UBS, which traces its advisory roots to financier Siegmund Warburg, has had its lowest year-to-date showing since 2006 in Europe, the second-biggest market after North America with about $700 billion of deals this year, Bloomberg data show. In North America, the bank ranks eighth in mergers advisory this year.
“In Europe and the U.S. there have been problems and the departure of some bankers has really hurt them,” said Philip Keevil, a senior partner at investment bank Compass Advisers and a former head of Citigroup’s European mergers team. “They have slipped in Europe, which is the home of the Warburg franchise, all the way back to Siegmund Warburg.”
Warburg, who founded S.G. Warburg & Co., personified relationship banking, according to Niall Ferguson in his 2010 biography “High Financier.” In the 1950s, Warburg orchestrated what’s considered Britain’s first hostile-takeover bid and in the 1960s he was an economic adviser to U.K. Prime Minister Harold Wilson. Swiss Bank Corp., one of the predecessor banks to UBS, bought S.G. Warburg in 1995.
UBS is seventh globally in M&A this year, trailing European rivals Credit Suisse Group AG and Barclays Plc and U.S. firms such as Goldman Sachs Group Inc. It has advised on $234 billion worth of global deals including Bucyrus International Inc. on its $7.6 billion takeover by Caterpillar Inc. announced last week, according to Bloomberg data.
In Europe this year, UBS advised on Russian telecommunications company VimpelCom Ltd.’s proposal to merge with the assets of Naguib Sawiris’s Weather Investments SpA and on Telefonica SA’s deal to buy Portugal Telecom SGPS SA’s stake in Brazil’s Vivo Participacoes SA.
The Swiss bank is No. 1 in Asia, the fastest-growing region for M&A, after advising on transactions including the $10.7 billion sale of Kuwait Mobile Telecommunications Co.’s African assets to India’s Bharti Airtel Ltd.
Deal activity in Europe has been subdued this year leading to a drop in the region’s fee pool of more than 20 percent and leaving less money to pay bonuses, said Beere, who is co-head of M&A in EMEA with Pat Guerin.
UBS CEO Oswald Gruebel said at an investor briefing in London last week the bank needs to strike a balance between building capital, disbursing dividends and paying competitively to retain key employees.
Across the entire investment bank, UBS hired 981 people in 2010 to revamp “intellectual firepower,” said Carsten Kengeter, CEO of the unit, at the briefing.

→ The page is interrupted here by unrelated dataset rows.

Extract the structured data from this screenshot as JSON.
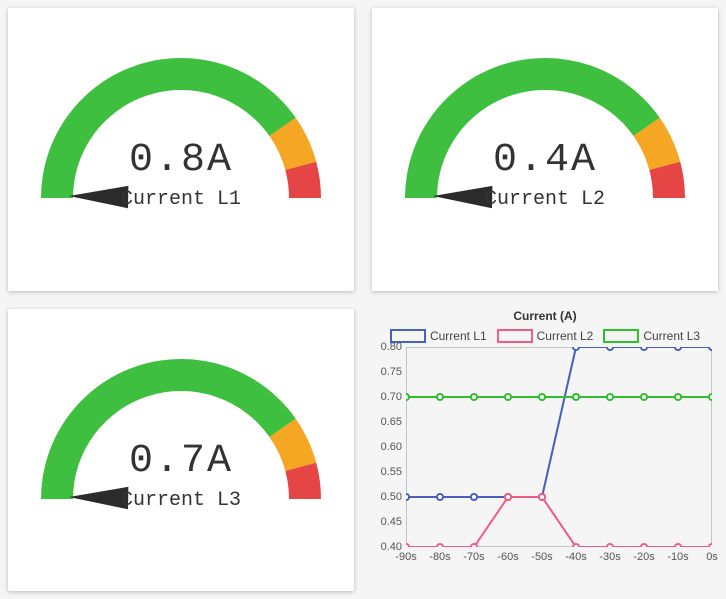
{
  "gauges": [
    {
      "value_text": "0.8A",
      "label": "Current L1",
      "value": 0.8
    },
    {
      "value_text": "0.4A",
      "label": "Current L2",
      "value": 0.4
    },
    {
      "value_text": "0.7A",
      "label": "Current L3",
      "value": 0.7
    }
  ],
  "gauge_style": {
    "green": "#3fbf3f",
    "orange": "#f5a623",
    "red": "#e64545",
    "needle": "#2b2b2b"
  },
  "chart_data": {
    "type": "line",
    "title": "Current (A)",
    "xlabel": "",
    "ylabel": "",
    "x": [
      -90,
      -80,
      -70,
      -60,
      -50,
      -40,
      -30,
      -20,
      -10,
      0
    ],
    "x_ticks": [
      "-90s",
      "-80s",
      "-70s",
      "-60s",
      "-50s",
      "-40s",
      "-30s",
      "-20s",
      "-10s",
      "0s"
    ],
    "ylim": [
      0.4,
      0.8
    ],
    "y_ticks": [
      0.4,
      0.45,
      0.5,
      0.55,
      0.6,
      0.65,
      0.7,
      0.75,
      0.8
    ],
    "series": [
      {
        "name": "Current L1",
        "color": "#4a5fbf",
        "values": [
          0.5,
          0.5,
          0.5,
          0.5,
          0.5,
          0.8,
          0.8,
          0.8,
          0.8,
          0.8
        ]
      },
      {
        "name": "Current L2",
        "color": "#ef5d87",
        "values": [
          0.4,
          0.4,
          0.4,
          0.5,
          0.5,
          0.4,
          0.4,
          0.4,
          0.4,
          0.4
        ]
      },
      {
        "name": "Current L3",
        "color": "#2fbf2f",
        "values": [
          0.7,
          0.7,
          0.7,
          0.7,
          0.7,
          0.7,
          0.7,
          0.7,
          0.7,
          0.7
        ]
      }
    ]
  }
}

The 168 hires this year in the investment-banking department include 44 at the managing director or executive director level. The majority of recruitment is complete and the focus in 2011 will be on keeping talent and getting results, he said.
“If they re-focus their attention on that major group of European clients and really re-build those relationships for the long term, then they can start to recover the lost position,” said Compass Advisers’s Keevil.